The idea of creating a flourishing consumption-based economy in China under capitalism is a pipe dream. Chinese workers receive poverty wages, which are themselves under pressure from competition from other cheap-labour platforms, such as Vietnam and India.
To the extent that consumption in China has grown, it was only in a small layer of the upper middle classes, corrupt officials and business people, propelling the country to become one of the largest luxury goods markets in recent years. Their growing wealth, derived while the vast majority of urban workers and rural poor remain mired in poverty, has not sufficed to create a domestic consumer market to absorb China’s industrial output.
The real agenda of the IMF and the CCP is not to lift the Chinese masses’ living standards, but to boost productivity and open up the rest of the state-dominated sectors to private capital. This can only cause massive job cuts, speedups, and cutting of already rock-bottom wages.
Since coming to power last November, the CCP leadership under President Xi Jinping and Premier Li Keqiang has moved steadily to carry out this agenda, initially outlined in a joint report with the World Bank, “China 2030” last year. However, moves to fully integrate China’s financial system to the global financial centres, take place in a highly risky international environment, which could rapidly produce unpredictable shocks.

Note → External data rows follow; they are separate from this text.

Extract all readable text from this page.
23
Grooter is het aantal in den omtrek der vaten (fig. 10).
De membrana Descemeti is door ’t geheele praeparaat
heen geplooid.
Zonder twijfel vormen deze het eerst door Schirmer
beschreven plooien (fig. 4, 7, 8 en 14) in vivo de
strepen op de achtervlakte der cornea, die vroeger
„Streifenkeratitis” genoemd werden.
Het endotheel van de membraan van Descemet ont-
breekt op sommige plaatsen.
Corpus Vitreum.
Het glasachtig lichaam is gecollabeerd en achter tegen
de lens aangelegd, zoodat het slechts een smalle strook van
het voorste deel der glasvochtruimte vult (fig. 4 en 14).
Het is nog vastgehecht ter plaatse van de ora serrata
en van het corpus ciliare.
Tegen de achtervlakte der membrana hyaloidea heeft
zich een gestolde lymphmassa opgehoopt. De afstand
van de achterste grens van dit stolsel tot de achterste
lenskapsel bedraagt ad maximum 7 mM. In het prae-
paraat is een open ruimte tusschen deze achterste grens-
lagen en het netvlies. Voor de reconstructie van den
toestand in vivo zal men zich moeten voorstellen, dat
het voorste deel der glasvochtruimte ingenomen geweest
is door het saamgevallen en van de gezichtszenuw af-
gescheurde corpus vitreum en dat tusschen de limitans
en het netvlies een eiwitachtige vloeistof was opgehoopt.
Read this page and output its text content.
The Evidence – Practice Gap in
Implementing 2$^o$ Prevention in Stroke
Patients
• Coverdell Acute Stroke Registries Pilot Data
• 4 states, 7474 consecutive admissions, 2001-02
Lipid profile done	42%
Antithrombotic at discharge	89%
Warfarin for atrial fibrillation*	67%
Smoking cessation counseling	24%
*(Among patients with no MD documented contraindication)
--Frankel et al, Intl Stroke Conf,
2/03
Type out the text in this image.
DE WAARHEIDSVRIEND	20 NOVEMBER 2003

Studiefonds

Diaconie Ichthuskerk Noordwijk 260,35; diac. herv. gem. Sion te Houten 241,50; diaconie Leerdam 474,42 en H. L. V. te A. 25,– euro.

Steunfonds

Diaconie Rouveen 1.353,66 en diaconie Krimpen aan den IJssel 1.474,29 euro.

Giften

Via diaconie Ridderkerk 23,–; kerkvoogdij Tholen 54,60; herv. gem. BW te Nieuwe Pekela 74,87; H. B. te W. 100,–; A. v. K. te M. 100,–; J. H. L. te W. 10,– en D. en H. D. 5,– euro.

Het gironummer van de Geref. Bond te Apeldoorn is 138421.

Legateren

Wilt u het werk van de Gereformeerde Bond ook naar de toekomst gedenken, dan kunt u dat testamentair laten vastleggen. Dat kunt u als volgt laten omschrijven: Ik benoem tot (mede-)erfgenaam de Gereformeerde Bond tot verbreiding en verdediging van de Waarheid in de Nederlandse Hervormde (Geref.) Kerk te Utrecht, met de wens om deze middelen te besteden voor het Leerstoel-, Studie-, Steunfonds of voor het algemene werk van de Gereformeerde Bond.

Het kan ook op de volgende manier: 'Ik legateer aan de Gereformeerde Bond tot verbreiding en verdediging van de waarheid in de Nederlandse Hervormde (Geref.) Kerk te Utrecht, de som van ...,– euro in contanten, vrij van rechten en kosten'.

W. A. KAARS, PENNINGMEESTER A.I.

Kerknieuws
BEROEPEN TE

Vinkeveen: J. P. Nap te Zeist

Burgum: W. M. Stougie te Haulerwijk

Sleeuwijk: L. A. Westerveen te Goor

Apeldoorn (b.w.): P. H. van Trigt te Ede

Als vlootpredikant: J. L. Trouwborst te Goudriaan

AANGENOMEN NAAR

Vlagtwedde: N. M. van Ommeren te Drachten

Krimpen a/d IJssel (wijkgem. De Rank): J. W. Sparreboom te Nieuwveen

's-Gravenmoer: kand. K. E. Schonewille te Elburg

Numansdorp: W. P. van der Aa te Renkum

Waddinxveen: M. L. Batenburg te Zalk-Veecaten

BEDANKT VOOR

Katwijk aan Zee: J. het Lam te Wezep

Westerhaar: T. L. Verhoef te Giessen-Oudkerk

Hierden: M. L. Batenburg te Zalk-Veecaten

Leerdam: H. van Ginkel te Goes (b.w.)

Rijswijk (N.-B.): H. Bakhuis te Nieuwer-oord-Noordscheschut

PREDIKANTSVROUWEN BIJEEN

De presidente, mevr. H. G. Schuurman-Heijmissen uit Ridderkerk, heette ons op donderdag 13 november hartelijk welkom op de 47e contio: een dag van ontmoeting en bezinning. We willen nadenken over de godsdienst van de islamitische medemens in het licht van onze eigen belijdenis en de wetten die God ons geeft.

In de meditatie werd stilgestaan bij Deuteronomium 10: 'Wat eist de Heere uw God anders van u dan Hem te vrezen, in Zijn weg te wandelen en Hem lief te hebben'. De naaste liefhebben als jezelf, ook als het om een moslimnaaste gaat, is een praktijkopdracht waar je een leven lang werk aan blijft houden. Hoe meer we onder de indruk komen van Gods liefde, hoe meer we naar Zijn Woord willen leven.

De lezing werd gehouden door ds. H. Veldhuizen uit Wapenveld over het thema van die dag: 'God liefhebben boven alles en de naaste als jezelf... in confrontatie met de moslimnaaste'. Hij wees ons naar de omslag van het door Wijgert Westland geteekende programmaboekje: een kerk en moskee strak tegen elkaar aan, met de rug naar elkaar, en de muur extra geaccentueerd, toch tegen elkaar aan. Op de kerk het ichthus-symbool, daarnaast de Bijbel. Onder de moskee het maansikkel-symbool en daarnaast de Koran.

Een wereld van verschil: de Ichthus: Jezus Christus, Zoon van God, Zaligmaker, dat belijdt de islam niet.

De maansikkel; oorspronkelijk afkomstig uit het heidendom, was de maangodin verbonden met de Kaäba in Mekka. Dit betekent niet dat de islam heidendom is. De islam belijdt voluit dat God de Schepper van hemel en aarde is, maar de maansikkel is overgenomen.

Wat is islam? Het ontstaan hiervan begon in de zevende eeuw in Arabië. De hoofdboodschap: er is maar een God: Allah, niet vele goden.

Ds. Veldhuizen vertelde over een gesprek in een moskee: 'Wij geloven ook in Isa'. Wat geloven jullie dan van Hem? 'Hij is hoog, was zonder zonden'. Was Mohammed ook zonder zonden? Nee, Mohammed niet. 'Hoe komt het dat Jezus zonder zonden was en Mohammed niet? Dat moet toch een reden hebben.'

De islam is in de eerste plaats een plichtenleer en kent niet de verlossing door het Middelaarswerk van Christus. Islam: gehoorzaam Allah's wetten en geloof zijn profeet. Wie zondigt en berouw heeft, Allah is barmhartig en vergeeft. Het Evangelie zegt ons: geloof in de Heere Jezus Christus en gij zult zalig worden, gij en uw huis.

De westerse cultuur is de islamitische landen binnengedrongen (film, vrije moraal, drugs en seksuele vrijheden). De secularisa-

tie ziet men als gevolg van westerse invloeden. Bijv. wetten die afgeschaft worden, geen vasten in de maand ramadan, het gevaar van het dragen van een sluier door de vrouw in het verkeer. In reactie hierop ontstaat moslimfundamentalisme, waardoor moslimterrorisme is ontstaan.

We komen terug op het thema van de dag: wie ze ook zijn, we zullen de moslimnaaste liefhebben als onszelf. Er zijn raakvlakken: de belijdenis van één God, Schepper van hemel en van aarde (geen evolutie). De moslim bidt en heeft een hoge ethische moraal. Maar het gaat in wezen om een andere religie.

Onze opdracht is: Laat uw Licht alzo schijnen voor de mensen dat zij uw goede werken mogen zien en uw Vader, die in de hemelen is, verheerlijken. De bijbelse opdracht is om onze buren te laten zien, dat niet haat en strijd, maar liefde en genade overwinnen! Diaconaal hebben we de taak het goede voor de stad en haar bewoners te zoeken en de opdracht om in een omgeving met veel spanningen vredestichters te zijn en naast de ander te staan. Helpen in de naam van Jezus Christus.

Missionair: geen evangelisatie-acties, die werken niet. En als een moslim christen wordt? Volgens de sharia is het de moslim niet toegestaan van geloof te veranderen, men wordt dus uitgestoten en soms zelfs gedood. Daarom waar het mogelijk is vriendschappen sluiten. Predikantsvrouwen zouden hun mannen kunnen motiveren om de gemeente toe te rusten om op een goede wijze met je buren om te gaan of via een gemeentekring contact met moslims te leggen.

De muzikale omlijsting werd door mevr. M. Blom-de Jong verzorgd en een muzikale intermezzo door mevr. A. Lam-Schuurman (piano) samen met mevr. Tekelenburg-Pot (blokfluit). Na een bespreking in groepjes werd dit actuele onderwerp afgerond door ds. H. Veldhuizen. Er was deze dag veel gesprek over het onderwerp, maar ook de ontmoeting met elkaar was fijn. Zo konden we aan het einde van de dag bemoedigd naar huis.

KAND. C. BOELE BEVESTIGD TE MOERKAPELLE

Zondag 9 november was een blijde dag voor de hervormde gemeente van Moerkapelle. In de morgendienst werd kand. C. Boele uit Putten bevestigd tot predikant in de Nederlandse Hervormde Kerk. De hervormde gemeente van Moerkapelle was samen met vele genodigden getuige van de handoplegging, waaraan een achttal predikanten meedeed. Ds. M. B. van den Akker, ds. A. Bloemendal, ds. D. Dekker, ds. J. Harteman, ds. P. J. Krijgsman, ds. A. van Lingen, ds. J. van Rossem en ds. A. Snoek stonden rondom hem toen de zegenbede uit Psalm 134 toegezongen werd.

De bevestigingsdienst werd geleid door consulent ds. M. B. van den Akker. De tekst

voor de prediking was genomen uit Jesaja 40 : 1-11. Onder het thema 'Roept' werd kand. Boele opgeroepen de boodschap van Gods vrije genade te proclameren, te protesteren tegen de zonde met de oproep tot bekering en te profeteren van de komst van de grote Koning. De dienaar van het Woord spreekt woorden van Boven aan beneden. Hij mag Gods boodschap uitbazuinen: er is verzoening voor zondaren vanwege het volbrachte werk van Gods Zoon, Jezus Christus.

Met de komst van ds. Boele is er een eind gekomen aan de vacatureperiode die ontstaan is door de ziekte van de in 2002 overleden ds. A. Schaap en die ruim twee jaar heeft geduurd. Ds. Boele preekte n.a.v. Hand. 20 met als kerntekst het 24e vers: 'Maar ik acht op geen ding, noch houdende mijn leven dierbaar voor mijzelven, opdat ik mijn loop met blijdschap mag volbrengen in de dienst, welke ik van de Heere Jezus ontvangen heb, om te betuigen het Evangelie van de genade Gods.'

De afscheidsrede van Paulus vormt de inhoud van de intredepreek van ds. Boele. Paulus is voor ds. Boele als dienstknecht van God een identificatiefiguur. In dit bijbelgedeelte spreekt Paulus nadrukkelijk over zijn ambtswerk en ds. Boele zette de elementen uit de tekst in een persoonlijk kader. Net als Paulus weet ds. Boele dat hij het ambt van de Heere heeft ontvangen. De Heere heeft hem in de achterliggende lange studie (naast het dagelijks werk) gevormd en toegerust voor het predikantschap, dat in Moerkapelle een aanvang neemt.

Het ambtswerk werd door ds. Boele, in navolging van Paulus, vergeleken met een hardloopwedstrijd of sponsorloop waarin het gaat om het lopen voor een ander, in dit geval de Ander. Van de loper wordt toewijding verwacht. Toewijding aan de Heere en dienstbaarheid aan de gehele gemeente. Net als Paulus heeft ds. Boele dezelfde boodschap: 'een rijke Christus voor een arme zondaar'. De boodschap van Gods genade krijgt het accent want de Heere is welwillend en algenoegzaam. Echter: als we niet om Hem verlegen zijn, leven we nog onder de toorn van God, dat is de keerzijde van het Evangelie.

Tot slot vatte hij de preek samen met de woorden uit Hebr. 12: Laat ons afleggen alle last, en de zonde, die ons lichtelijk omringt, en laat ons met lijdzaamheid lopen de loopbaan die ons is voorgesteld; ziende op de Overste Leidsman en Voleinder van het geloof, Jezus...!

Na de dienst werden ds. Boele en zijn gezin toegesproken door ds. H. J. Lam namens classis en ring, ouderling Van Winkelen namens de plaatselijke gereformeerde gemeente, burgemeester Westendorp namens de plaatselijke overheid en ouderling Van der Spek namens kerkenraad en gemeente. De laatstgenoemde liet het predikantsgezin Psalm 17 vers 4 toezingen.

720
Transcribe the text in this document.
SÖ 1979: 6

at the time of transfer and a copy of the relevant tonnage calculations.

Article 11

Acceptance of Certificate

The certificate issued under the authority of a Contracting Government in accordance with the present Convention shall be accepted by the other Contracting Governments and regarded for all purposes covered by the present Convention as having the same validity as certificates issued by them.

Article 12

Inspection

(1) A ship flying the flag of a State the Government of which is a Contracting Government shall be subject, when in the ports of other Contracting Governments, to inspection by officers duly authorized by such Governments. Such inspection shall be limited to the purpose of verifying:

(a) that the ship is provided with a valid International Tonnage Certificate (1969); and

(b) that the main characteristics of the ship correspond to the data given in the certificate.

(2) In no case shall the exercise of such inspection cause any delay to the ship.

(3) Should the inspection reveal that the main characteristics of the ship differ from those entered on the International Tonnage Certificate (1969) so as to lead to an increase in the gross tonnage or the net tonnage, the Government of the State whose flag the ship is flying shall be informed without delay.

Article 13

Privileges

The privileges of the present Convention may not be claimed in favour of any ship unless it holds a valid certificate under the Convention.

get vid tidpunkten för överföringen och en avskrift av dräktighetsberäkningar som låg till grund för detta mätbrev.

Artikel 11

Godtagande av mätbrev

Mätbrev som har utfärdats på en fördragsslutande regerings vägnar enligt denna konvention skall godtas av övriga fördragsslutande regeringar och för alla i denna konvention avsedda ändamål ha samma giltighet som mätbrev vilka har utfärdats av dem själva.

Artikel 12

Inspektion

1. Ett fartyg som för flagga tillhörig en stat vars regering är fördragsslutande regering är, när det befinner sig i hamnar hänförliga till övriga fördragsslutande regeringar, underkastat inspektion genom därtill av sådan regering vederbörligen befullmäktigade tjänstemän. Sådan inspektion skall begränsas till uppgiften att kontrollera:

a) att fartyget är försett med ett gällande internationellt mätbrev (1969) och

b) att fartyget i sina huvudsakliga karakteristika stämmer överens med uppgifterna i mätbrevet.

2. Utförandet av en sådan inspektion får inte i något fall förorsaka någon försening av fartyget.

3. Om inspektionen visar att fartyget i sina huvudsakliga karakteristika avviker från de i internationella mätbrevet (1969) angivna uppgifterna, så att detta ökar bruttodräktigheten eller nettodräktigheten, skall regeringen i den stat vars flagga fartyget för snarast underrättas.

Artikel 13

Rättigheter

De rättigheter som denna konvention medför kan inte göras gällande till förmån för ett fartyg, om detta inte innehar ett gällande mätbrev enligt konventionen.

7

In June, amid capital outflow from Asia following the comments by the US Federal Reserve Board that it is ending the policy of “quantitative easing”, the news triggered a credit crunch in China, sending inter-bank lending rates up to a record high. The Chinese central bank, which initially sought to scale back its intervention to reduce the lending frenzy, had to inject billions of dollars again to ease the crisis.
According to IMF calculations reported on Monday, rapid lifting of capital controls could produce net capital outflows from China on the order of $1.35 trillion, or 15 percent of GDP. This could amount to a major meltdown similar to the Asian financial crisis in 1997-98. The outflow of capital could occur very rapidly either as a panicking response to unrest of Chinese workers or a military confrontation between China and the US or its allies.
Last Friday, in another move towards financial reforms, the People’s Bank of China declared it would scrap a floor on Chinese commercial interest rates. The move was supposedly designed to enhance market competition, making cheap loans more accessible to small and medium-sized private enterprises. However, the central bank did not remove a widely expected cap on interest rates on deposits, due to fears of causing financial instability. Interest rates liberalisation has long been regarded as essential to make Chinese yuan internationally convertible.
A study released on Monday by Shanghai-based research firm ChinaScope Financial, which is partly owned by international credit rating agency, Moody’s Corp, warned that the end of lending rate floor could lead to decline in net interest rate income, forcing Chinese banks to raise up to $100 billion in the next two years to maintain their current capital base. However, according to the Wall Street Journal, “in a sign of investors’ belief that more stress is ahead for Chinese banks, many hedge funds and other alternative funds are sticking to heavy bets against Chinese banks listed in Hong Kong.”
Investors are reportedly concerned over China’s weakening economic growth, huge industrial overcapacity and the banks’ general exposures to risky borrowers like real estate developers.